Grief can be a solitary experience and many of your poems feel very solitary, as if the speaker is suspended in both space and time. What can you say about the felt experience of writing these poems?
The speaker in this book is often at the mercy of their environment and unable to effectively act upon things. Occasionally the speaker is a participant, but usually they just watch as beautiful or frightening things happen around them.
This directly reflects many of the real-life moments I was trying to write about, especially that of being a parent grieving a new baby. It’s so hard to act, to change the course of things, when we’re in positions like these. Writing these poems felt like giving up and letting that tide take me away. Sometimes I’d know what topic I wanted to begin with, but I never had any idea where a poem would go or how it would conclude.

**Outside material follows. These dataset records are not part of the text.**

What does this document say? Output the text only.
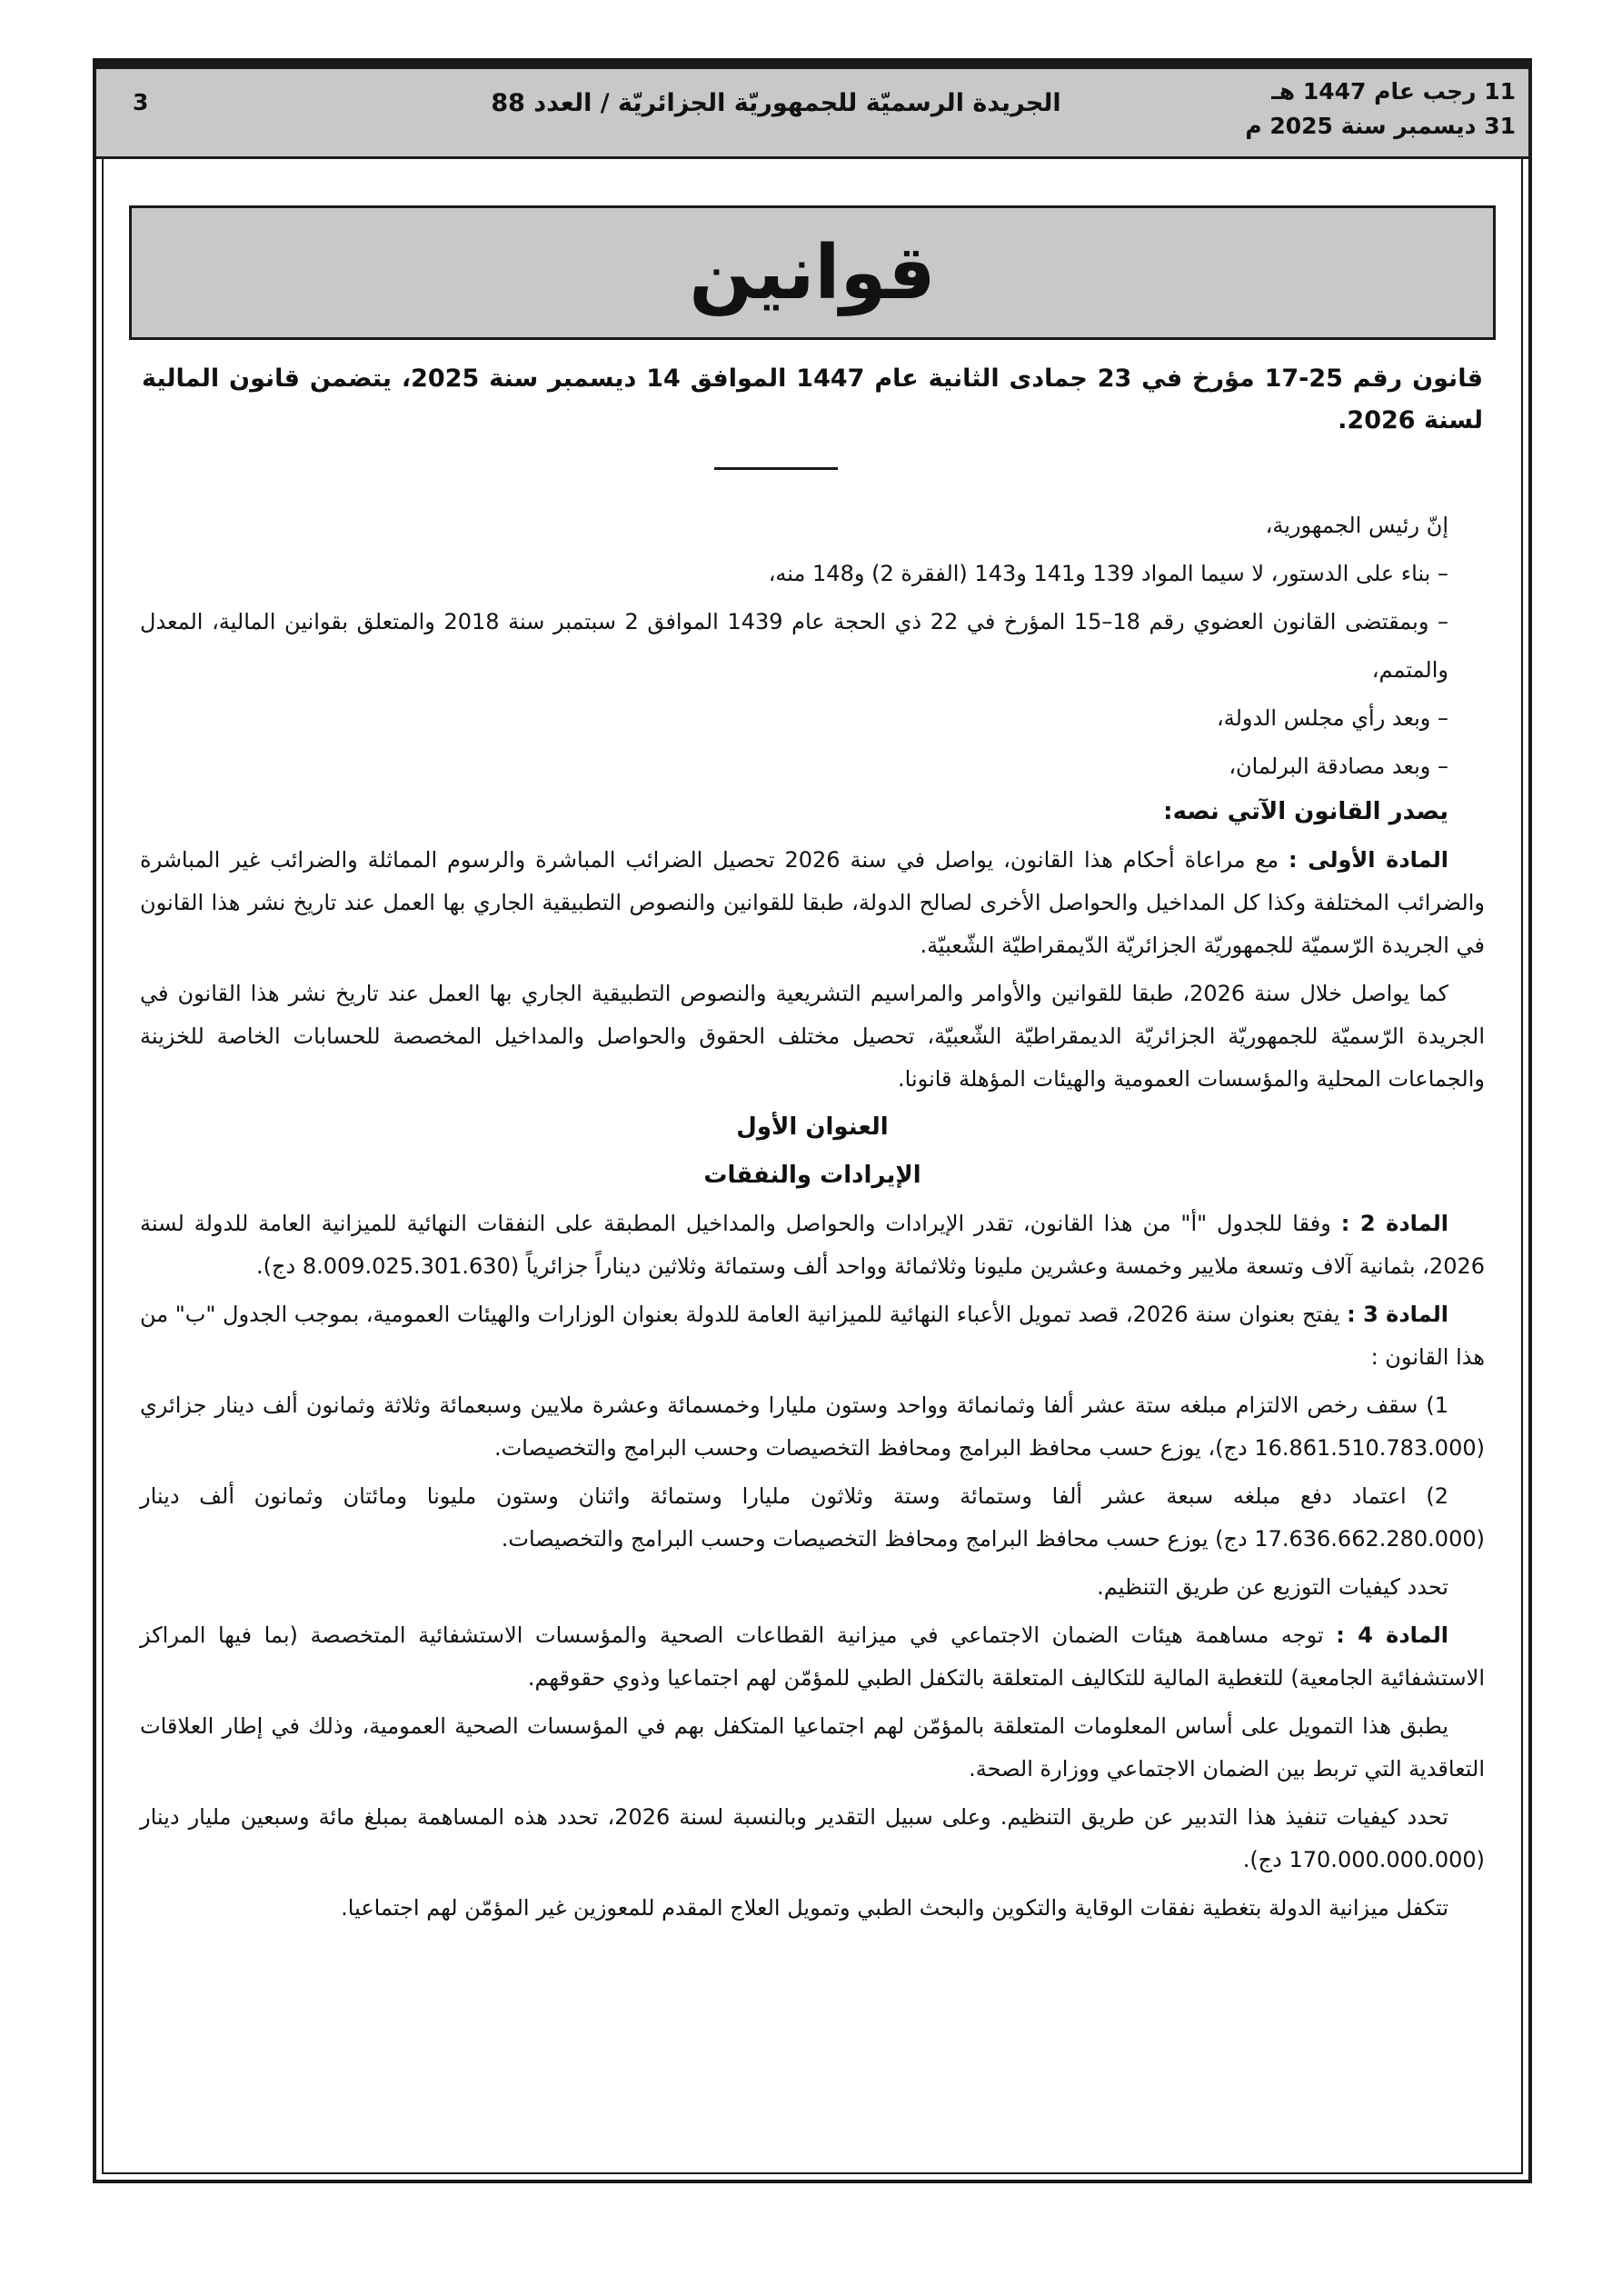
11 رجب عام 1447 هـ
31 ديسمبر سنة 2025 م
الجريدة الرسميّة للجمهوريّة الجزائريّة / العدد 88
3
قوانين
قانون رقم 25-17 مؤرخ في 23 جمادى الثانية عام 1447 الموافق 14 ديسمبر سنة 2025، يتضمن قانون المالية لسنة 2026.

إنّ رئيس الجمهورية،

– بناء على الدستور، لا سيما المواد 139 و141 و143 (الفقرة 2) و148 منه،

– وبمقتضى القانون العضوي رقم 18–15 المؤرخ في 22 ذي الحجة عام 1439 الموافق 2 سبتمبر سنة 2018 والمتعلق بقوانين المالية، المعدل والمتمم،

– وبعد رأي مجلس الدولة،

– وبعد مصادقة البرلمان،

يصدر القانون الآتي نصه:

المادة الأولى : مع مراعاة أحكام هذا القانون، يواصل في سنة 2026 تحصيل الضرائب المباشرة والرسوم المماثلة والضرائب غير المباشرة والضرائب المختلفة وكذا كل المداخيل والحواصل الأخرى لصالح الدولة، طبقا للقوانين والنصوص التطبيقية الجاري بها العمل عند تاريخ نشر هذا القانون في الجريدة الرّسميّة للجمهوريّة الجزائريّة الدّيمقراطيّة الشّعبيّة.

كما يواصل خلال سنة 2026، طبقا للقوانين والأوامر والمراسيم التشريعية والنصوص التطبيقية الجاري بها العمل عند تاريخ نشر هذا القانون في الجريدة الرّسميّة للجمهوريّة الجزائريّة الديمقراطيّة الشّعبيّة، تحصيل مختلف الحقوق والحواصل والمداخيل المخصصة للحسابات الخاصة للخزينة والجماعات المحلية والمؤسسات العمومية والهيئات المؤهلة قانونا.

العنوان الأول

الإيرادات والنفقات

المادة 2 : وفقا للجدول "أ" من هذا القانون، تقدر الإيرادات والحواصل والمداخيل المطبقة على النفقات النهائية للميزانية العامة للدولة لسنة 2026، بثمانية آلاف وتسعة ملايير وخمسة وعشرين مليونا وثلاثمائة وواحد ألف وستمائة وثلاثين ديناراً جزائرياً (8.009.025.301.630 دج).

المادة 3 : يفتح بعنوان سنة 2026، قصد تمويل الأعباء النهائية للميزانية العامة للدولة بعنوان الوزارات والهيئات العمومية، بموجب الجدول "ب" من هذا القانون :

1) سقف رخص الالتزام مبلغه ستة عشر ألفا وثمانمائة وواحد وستون مليارا وخمسمائة وعشرة ملايين وسبعمائة وثلاثة وثمانون ألف دينار جزائري (16.861.510.783.000 دج)، يوزع حسب محافظ البرامج ومحافظ التخصيصات وحسب البرامج والتخصيصات.

2) اعتماد دفع مبلغه سبعة عشر ألفا وستمائة وستة وثلاثون مليارا وستمائة واثنان وستون مليونا ومائتان وثمانون ألف دينار (17.636.662.280.000 دج) يوزع حسب محافظ البرامج ومحافظ التخصيصات وحسب البرامج والتخصيصات.

تحدد كيفيات التوزيع عن طريق التنظيم.

المادة 4 : توجه مساهمة هيئات الضمان الاجتماعي في ميزانية القطاعات الصحية والمؤسسات الاستشفائية المتخصصة (بما فيها المراكز الاستشفائية الجامعية) للتغطية المالية للتكاليف المتعلقة بالتكفل الطبي للمؤمّن لهم اجتماعيا وذوي حقوقهم.

يطبق هذا التمويل على أساس المعلومات المتعلقة بالمؤمّن لهم اجتماعيا المتكفل بهم في المؤسسات الصحية العمومية، وذلك في إطار العلاقات التعاقدية التي تربط بين الضمان الاجتماعي ووزارة الصحة.

تحدد كيفيات تنفيذ هذا التدبير عن طريق التنظيم. وعلى سبيل التقدير وبالنسبة لسنة 2026، تحدد هذه المساهمة بمبلغ مائة وسبعين مليار دينار (170.000.000.000 دج).

تتكفل ميزانية الدولة بتغطية نفقات الوقاية والتكوين والبحث الطبي وتمويل العلاج المقدم للمعوزين غير المؤمّن لهم اجتماعيا.
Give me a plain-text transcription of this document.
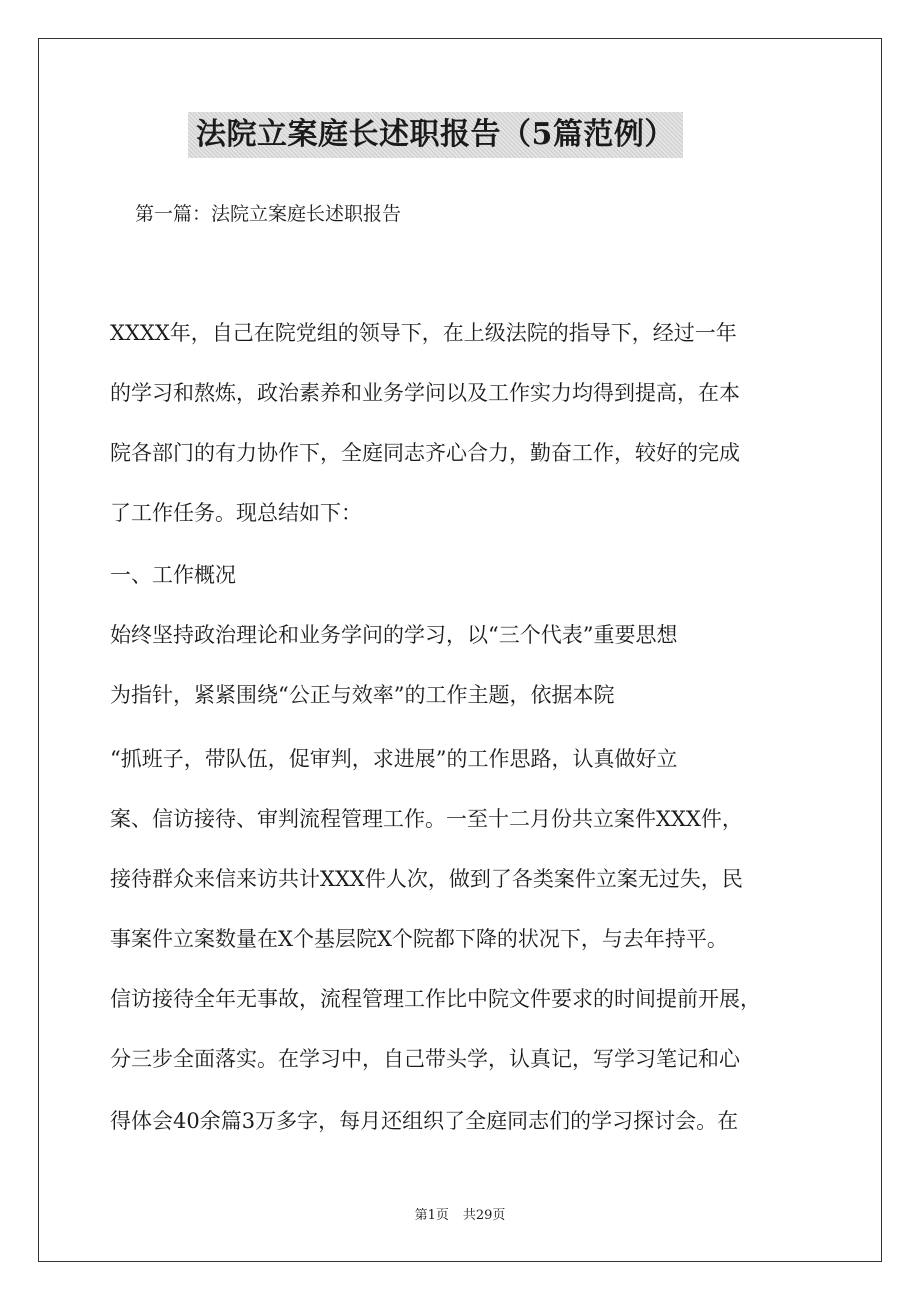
法院立案庭长述职报告（5篇范例）
第一篇：法院立案庭长述职报告
XXXX年，自己在院党组的领导下，在上级法院的指导下，经过一年
的学习和熬炼，政治素养和业务学问以及工作实力均得到提高，在本
院各部门的有力协作下，全庭同志齐心合力，勤奋工作，较好的完成
了工作任务。现总结如下：
一、工作概况
始终坚持政治理论和业务学问的学习，以“三个代表”重要思想
为指针，紧紧围绕“公正与效率”的工作主题，依据本院
“抓班子，带队伍，促审判，求进展”的工作思路，认真做好立
案、信访接待、审判流程管理工作。一至十二月份共立案件XXX件，
接待群众来信来访共计XXX件人次，做到了各类案件立案无过失，民
事案件立案数量在X个基层院X个院都下降的状况下，与去年持平。
信访接待全年无事故，流程管理工作比中院文件要求的时间提前开展，
分三步全面落实。在学习中，自己带头学，认真记，写学习笔记和心
得体会40余篇3万多字，每月还组织了全庭同志们的学习探讨会。在
第1页 共29页
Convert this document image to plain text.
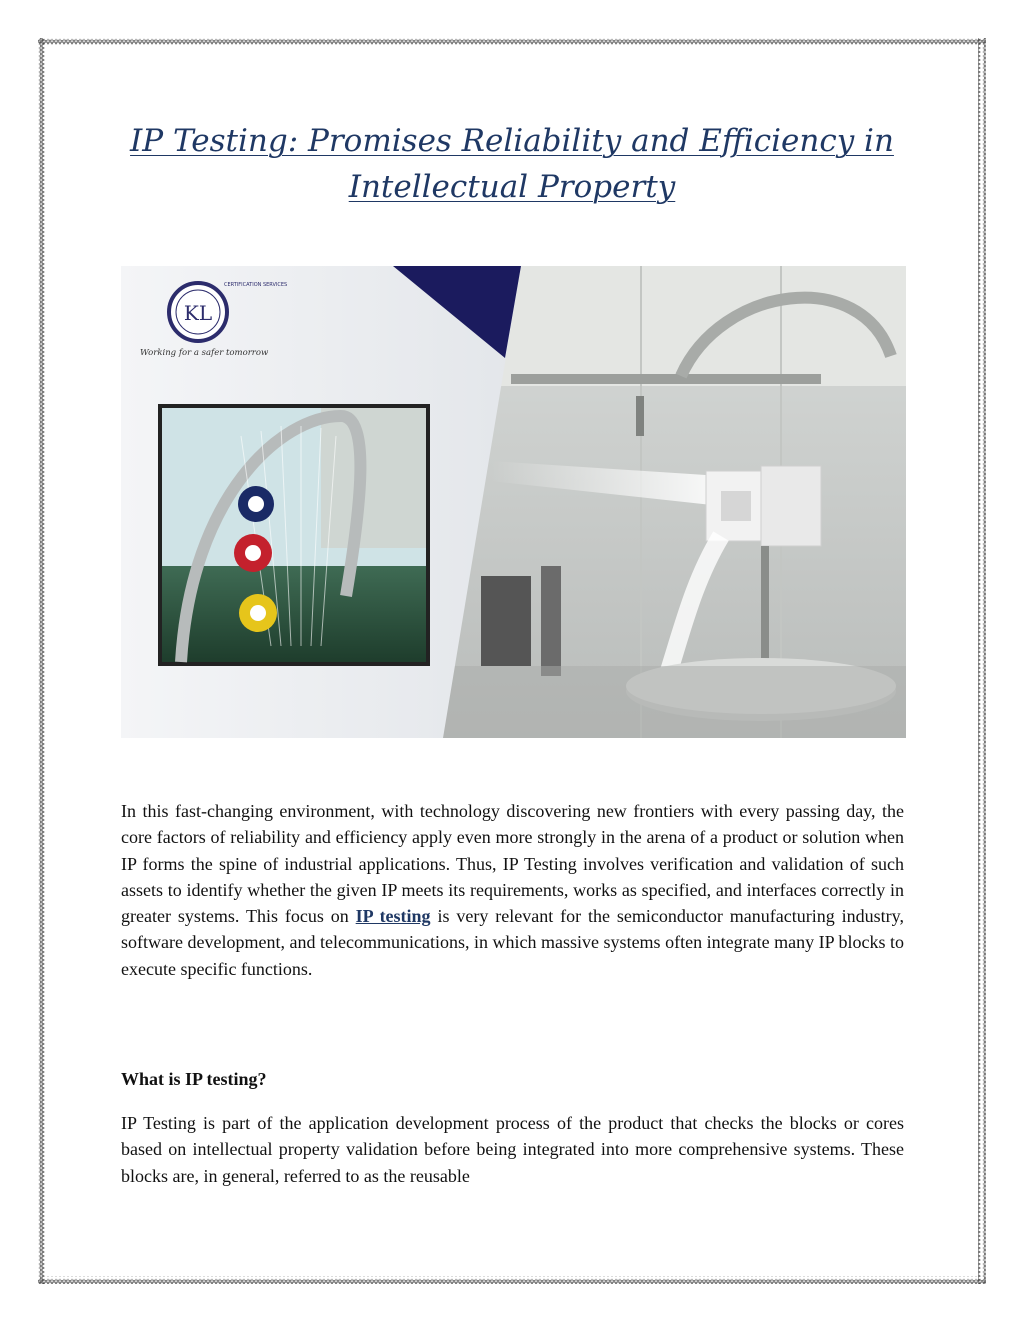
IP Testing: Promises Reliability and Efficiency in Intellectual Property
KL
CERTIFICATION SERVICES
Working for a safer tomorrow

In this fast-changing environment, with technology discovering new frontiers with every passing day, the core factors of reliability and efficiency apply even more strongly in the arena of a product or solution when IP forms the spine of industrial applications. Thus, IP Testing involves verification and validation of such assets to identify whether the given IP meets its requirements, works as specified, and interfaces correctly in greater systems. This focus on IP testing is very relevant for the semiconductor manufacturing industry, software development, and telecommunications, in which massive systems often integrate many IP blocks to execute specific functions.

What is IP testing?

IP Testing is part of the application development process of the product that checks the blocks or cores based on intellectual property validation before being integrated into more comprehensive systems. These blocks are, in general, referred to as the reusable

Questions like “is this really happening?” or “what unbearable thing will come next?” also persisted throughout my grief experience and made their way into the book. These questions are so vulnerable and lonely. And I’d ask them again and again as I wrote.
Though your poems feel very personal, they also speak to something important about the state of the world. In the poem “FAWNS,” you write, "There are no seers in/town anymore, though, so we stand with/our heads turned up while the morning sunrise fills with more & more fawns.” What is the relevance of poetry in speaking to the suffering of the world?
I think poetry must be necessary, or else why would every human culture have it? Maybe because it can always sneak into our times of isolation or pain and cause us to explore, to document, and to produce art about our experience, which will help us reconnect with others when we are ready. It’s not the way out, but reading it speaks to all our suffering and feeds our sameness and connection with each other. And writing it helps us identify and demystify our own personal suffering.
Are you any different after having written these poems?
Absolutely. I can’t guess how different I might be now if I didn’t have poetry as a tool to let out what I had going on inside during those times. Poems like “DIAGNOSIS” and “CROWS” were driven by some very deep anger and mistrust I felt toward doctors and hospitals. I don’t have those feelings anymore, but I hope the poems somehow serve those who still may.
I also feel different after having the book published and doing readings and other events to promote it. People have been so willing to share their own stories and to ask very direct questions. Having these intimate, intense conversations with strangers in public has been so heartening. It’s helped me to feel reconnected to the world around me.
The prosody of speech in the therapeutic dialogue is always fascinating to me; tonal shifts and rhythmic changes reveal a lot about how someone is feeling and can also function as therapeutic interventions. Where do you hear poetic language alive in the world?
Lately I hear it most from my thirteen-year-old stepdaughter. Her mind is developing so rapidly right now. Her thoughts are getting really sophisticated, and I can hear her vocabulary growing and adapting under this new strain. It’s so cool to hear her problem-solve in her speech, and sometimes this natural struggle produces really original ways of looking at and phrasing things.
Therapy and poetry have something in common in that they both gaze into states, experiences and feelings that we are often enculturated to avoid. Do you see poem writing as a form of therapy?
Yes! I think poetry always invites us deeper into ourselves, and is a natural platform for expressing things we ordinarily don’t. And when we call something a “poem,” we are, in part, saying it’s a special occasion, that we’re taking some kind of break. So in these ways I find it very much like talk therapy as well as meditation.